Beyond the agricultural impacts of a warming world, catastrophic weather events in key ports ranging from Baltimore to the Black Sea could suddenly stop exports. Food prices will rise, and with them the chance of internal unrest, like what we are already seeing in Sri Lanka and Pakistan. Chronically food-insecure regions, such as the Horn of Africa and the Sahel, will be hit by the double whammy of drought and high prices, reducing both governmental and international aid agencies’ abilities to provide for a famished populace.
For years, countries already dealing with the impacts of climate change on agricultural systems have sought to minimize these risks by sourcing vital supplies abroad. Drought-prone Somalia, for example, imports 90% of its wheat from Ukraine and Russia, according to Rein Paulsen, FAO’s director for the Office of Emergencies and Resilience. That strategy is no longer viable— not just because of conflict, but because of how climate change is likely to upend longstanding food supply networks, he says. “One of the things that we’re learning out of the tragedy surrounding the war in Ukraine is just how interconnected and fragile some of our agri-food systems are.”
The Ukraine-related price spikes are just the most recent evidence that the global agricultural system is broken, says Chikava of the Gates Foundation. “Before Ukraine, global agriculture was already dealing with increasingly rapid and severe climate change, widespread conflict and mass migration, a locust infestation across the Middle East and sub-Saharan Africa, and a pandemic.” The result, he notes, was some of the highest food prices in recorded history—until the Ukraine conflict drove them even higher.
But if local agricultural practices are strengthened, “the world’s food system will be more resilient—not only if there is another crisis in the Black Sea region but in the face of a seemingly endless string of punishing externalities.”
Strengthening that system means rethinking humanitarian aid from the ground up.

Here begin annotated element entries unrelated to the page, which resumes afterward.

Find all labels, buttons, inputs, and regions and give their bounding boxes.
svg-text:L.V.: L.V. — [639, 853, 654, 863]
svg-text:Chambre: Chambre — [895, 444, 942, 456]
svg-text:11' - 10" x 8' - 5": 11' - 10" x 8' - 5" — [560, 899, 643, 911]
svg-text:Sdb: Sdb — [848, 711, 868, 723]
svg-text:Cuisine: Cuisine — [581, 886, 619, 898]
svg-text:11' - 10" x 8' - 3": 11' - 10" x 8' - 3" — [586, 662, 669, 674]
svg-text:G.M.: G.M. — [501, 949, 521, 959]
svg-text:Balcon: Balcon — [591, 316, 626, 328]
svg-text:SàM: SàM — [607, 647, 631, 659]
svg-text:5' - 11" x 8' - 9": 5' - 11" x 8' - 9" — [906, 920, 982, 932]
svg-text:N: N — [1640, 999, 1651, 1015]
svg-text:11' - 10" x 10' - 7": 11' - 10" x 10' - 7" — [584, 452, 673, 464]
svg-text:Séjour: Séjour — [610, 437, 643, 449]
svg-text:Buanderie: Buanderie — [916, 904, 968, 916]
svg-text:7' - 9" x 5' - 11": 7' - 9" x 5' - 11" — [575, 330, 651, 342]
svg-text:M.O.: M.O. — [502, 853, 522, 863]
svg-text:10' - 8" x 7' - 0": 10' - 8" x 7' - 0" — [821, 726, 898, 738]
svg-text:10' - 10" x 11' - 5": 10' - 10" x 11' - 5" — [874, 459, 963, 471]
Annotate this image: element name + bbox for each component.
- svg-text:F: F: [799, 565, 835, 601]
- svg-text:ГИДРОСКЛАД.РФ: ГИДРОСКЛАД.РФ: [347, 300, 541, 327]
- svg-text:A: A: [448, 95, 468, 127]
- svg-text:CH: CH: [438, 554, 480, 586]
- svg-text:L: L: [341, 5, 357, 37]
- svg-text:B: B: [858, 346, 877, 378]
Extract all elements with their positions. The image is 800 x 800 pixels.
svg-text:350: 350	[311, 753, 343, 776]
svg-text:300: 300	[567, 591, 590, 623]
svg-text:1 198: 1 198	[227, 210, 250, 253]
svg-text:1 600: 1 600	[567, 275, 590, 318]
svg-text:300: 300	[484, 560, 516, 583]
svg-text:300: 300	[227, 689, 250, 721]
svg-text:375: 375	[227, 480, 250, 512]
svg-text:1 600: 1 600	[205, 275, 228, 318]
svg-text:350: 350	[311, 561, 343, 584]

Literally.
Food imports will always play a role in hunger response, but they should not be the default, says Paulsen of the FAO. In a climate unstable world, countries will need to start developing resilience at a local level by embracing forward-thinking agricultural practices. In some places that could mean sowing locally adapted crop varieties, resistant to drought or flood. Other areas might require precision irrigation systems that minimize water use, or education on the strategic application of fertilizers and pesticides (rather than ad hoc use that could cause long-term harm, or unnecessary costs). Meanwhile agricultural scientists will need to focus attention on developing new crops and livestock breeds that can tolerate more heat, or which are more pest resistant.
These kinds of interventions aren’t cheap, but neither is emergency aid. As an example, Paulsen estimates that it would cost $157 a year to help one Afghan family pivot to more climate change-resilient seeds and farming methods. Were that family to buy their staple foods at a market—assuming they had enough cash and the supplies were available—it would cost four times as much. And in the case of a massive international response to a looming famine, as we are seeing now, it would cost seven to nine times as much.
Food aid at scale is incredibly important, says Paulsen, particularly in lean seasons or for catastrophic events like hurricanes or conflict. “But it’s remarkable how even under challenging circumstances agriculture is still possible at the household level,” he says. “So a focus on local production needs to be part of the answer moving forward.”